Kiwiberries, which originate from colder Northeast Asia, have fared better through frost. Strik has been perfecting her technique of overhead irrigation for frost protection.

Despite challenges, Strik said the industry is picking up momentum, and she sees “huge potential” for expansion if growers set up contracts in advance.

It can cost more than $30,000 per acre in cumulative establishment costs to break into the industry, but growers who have are “tasting the fruits” of their labors.

Oregon only has about 25 acres of Haywards but is now the nation’s No. 1 producer of kiwiberries, with about 250 acres.

Kiwiberries can be eaten in their entirety. Their flavor is sweet and strong, with floral notes.

The main downside is, in contrast to Haywards, which store well for six months, kiwiberries are seasonal. They are harvested September through October and last 4 to 8 weeks.

The industry is already worth at least $2 million in Oregon.

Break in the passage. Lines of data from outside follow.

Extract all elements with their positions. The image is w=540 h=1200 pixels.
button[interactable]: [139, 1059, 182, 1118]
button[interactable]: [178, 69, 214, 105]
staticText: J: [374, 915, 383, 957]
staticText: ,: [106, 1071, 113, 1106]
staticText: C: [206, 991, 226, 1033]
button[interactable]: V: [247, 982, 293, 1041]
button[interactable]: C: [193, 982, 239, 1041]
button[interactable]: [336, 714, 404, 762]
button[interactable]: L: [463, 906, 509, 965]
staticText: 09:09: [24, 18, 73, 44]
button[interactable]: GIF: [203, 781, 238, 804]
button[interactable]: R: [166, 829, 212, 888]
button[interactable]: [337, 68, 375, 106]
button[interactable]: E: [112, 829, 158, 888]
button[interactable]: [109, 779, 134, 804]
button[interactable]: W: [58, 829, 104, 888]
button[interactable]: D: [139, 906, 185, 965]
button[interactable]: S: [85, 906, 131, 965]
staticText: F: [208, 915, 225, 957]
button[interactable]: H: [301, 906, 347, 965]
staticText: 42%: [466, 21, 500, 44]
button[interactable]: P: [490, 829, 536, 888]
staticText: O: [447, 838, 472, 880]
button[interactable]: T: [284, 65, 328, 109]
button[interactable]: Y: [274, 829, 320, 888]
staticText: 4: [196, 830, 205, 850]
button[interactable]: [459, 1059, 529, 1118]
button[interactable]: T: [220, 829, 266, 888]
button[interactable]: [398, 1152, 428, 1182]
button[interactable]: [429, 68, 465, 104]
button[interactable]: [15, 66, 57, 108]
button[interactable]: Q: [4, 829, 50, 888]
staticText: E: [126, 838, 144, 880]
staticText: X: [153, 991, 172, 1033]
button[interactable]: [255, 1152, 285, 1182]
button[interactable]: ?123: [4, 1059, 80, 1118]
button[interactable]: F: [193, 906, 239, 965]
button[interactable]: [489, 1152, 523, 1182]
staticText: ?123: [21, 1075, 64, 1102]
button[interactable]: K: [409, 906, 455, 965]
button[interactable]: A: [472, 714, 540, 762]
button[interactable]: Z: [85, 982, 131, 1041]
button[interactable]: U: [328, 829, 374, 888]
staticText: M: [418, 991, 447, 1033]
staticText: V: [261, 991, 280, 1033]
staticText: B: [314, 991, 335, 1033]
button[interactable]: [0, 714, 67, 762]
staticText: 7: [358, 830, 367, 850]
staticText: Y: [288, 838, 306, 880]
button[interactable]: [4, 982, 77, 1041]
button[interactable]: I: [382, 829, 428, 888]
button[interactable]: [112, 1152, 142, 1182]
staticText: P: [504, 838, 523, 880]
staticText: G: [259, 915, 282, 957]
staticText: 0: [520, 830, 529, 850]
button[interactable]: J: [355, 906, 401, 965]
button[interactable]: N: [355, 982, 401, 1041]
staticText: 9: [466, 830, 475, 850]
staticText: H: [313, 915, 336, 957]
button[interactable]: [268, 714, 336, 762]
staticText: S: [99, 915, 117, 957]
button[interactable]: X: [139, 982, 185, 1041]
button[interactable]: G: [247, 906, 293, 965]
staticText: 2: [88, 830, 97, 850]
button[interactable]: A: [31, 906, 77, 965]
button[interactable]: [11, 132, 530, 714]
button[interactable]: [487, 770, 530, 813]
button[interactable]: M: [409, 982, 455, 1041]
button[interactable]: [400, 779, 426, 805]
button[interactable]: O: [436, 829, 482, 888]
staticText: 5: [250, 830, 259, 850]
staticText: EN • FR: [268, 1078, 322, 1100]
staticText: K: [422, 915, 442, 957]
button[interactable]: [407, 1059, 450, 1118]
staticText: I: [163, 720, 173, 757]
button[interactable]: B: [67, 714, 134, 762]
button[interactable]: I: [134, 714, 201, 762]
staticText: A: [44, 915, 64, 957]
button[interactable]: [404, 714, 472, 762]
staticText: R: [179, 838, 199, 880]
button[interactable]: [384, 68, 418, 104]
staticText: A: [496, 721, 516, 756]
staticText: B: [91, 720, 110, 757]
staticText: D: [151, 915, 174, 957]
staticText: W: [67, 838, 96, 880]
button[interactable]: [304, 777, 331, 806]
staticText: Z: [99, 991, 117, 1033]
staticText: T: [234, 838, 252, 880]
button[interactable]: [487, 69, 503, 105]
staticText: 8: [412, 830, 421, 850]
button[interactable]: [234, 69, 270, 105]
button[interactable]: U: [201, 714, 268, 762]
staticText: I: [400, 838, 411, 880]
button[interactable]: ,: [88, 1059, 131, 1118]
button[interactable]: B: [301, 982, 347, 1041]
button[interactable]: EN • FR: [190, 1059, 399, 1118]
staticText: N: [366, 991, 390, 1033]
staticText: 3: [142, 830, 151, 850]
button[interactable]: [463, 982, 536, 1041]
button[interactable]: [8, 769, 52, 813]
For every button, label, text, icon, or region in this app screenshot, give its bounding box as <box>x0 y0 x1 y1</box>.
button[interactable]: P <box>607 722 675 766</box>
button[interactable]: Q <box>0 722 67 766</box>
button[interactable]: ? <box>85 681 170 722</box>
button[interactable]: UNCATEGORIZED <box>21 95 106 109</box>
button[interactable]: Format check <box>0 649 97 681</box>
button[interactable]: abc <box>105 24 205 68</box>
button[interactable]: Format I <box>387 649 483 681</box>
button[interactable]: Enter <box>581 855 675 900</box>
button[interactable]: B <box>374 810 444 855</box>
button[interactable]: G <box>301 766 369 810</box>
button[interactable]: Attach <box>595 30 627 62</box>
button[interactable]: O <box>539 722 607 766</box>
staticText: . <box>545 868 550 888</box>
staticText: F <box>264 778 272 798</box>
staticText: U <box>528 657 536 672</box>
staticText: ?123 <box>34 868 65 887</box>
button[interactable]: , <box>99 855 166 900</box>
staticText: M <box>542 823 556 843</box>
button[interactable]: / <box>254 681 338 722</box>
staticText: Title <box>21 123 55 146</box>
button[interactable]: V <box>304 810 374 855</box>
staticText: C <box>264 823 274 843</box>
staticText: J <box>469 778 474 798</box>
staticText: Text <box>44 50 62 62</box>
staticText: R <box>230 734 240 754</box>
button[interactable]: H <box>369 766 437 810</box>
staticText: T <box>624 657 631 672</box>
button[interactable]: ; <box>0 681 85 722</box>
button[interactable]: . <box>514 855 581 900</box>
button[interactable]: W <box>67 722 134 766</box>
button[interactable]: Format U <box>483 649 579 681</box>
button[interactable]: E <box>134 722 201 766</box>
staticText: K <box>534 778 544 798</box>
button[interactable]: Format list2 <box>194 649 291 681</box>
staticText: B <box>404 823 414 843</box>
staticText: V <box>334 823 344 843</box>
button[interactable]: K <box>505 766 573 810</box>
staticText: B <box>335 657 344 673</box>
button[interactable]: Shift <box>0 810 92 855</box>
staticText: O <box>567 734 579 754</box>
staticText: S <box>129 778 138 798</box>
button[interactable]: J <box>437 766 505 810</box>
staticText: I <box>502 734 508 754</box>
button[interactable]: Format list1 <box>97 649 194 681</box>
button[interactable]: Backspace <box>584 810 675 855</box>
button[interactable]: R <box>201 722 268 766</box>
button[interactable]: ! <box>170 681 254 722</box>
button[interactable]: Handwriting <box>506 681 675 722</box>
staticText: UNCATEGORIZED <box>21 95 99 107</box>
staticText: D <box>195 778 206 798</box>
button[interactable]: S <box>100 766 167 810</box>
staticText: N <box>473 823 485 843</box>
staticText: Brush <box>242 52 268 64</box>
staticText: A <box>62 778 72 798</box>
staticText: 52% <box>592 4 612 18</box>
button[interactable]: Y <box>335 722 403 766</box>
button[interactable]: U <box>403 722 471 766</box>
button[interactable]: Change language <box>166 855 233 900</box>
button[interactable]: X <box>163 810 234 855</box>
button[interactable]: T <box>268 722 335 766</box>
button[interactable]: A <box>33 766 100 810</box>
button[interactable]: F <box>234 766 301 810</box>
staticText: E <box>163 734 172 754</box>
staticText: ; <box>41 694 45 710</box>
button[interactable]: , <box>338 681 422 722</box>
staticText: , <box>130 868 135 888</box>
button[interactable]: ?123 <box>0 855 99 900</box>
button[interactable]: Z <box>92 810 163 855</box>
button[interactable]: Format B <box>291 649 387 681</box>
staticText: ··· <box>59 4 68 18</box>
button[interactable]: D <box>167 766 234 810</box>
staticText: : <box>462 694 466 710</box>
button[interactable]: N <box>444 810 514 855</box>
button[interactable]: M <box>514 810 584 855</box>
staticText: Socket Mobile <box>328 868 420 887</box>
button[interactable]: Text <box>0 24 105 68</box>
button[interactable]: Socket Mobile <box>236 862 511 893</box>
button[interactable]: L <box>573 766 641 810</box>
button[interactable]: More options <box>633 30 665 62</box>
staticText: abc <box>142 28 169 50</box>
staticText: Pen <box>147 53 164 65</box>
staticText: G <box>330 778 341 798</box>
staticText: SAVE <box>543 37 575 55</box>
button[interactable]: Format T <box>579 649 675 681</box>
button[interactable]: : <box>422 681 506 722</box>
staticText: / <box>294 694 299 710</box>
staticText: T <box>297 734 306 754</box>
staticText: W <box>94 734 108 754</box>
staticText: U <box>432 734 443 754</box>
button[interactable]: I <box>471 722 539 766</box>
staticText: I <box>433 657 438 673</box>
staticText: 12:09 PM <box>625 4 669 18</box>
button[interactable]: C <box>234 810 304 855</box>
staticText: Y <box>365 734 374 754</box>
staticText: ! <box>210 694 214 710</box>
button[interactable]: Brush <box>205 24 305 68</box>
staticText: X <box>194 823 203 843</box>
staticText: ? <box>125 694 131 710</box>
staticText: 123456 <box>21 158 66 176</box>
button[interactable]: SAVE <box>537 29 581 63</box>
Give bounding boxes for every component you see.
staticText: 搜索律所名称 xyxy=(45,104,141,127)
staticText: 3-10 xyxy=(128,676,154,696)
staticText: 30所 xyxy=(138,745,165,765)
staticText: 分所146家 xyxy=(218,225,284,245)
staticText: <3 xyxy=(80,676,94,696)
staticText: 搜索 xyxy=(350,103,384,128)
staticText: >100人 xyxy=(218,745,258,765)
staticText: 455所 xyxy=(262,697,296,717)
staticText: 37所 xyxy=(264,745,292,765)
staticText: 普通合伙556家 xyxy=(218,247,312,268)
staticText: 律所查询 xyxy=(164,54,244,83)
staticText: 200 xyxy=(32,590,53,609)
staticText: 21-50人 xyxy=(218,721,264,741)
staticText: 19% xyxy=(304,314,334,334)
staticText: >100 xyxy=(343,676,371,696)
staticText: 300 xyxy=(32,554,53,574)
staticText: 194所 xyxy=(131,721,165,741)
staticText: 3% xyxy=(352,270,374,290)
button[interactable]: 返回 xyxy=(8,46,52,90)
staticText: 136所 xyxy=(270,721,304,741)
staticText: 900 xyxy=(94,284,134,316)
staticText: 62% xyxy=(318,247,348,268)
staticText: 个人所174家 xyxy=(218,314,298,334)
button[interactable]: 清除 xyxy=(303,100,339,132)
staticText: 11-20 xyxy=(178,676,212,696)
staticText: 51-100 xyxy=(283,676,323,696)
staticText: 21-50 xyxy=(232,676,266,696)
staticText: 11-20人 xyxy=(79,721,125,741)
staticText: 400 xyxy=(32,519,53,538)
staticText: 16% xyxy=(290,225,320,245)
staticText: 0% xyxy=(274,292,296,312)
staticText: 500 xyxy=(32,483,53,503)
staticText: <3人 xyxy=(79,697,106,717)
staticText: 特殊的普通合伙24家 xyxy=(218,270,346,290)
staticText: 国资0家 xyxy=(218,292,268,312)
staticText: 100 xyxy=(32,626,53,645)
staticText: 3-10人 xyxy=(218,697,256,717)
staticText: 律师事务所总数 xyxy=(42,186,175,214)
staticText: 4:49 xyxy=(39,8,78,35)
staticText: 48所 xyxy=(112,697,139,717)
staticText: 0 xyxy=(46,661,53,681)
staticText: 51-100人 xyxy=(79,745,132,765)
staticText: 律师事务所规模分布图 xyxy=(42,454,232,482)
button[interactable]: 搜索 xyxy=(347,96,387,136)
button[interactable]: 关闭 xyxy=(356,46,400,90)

Mark Hurst, co-owner of Hurst Berry Farm and managing director of HBF International in McMinnville, Ore., said he gets a much better return on kiwiberries than blueberries.

He was first exposed to Strik’s experimental kiwiberries in the early 1990s, and recalls thinking: “This is a pretty awesome piece of fruit.”

Hurst planted vines on his own property and contracted with several other growers.

HBF International continues to expand its kiwiberry operation. Hurst started with a variety called “Ananasnaya.” To extend the season, Hurst recently added about 65 acres of a new variety with longer shelf life, called “Hortgem Tahi,” licensed from New Zealand.

Hurst said he couldn’t have done it without Strik.

“She’s awesome,” he said. “She did so much to get this industry going.”

Strik plans to retire Dec. 31, but growers say the innovations she’s left are just the beginning of Oregon’s kiwi industry.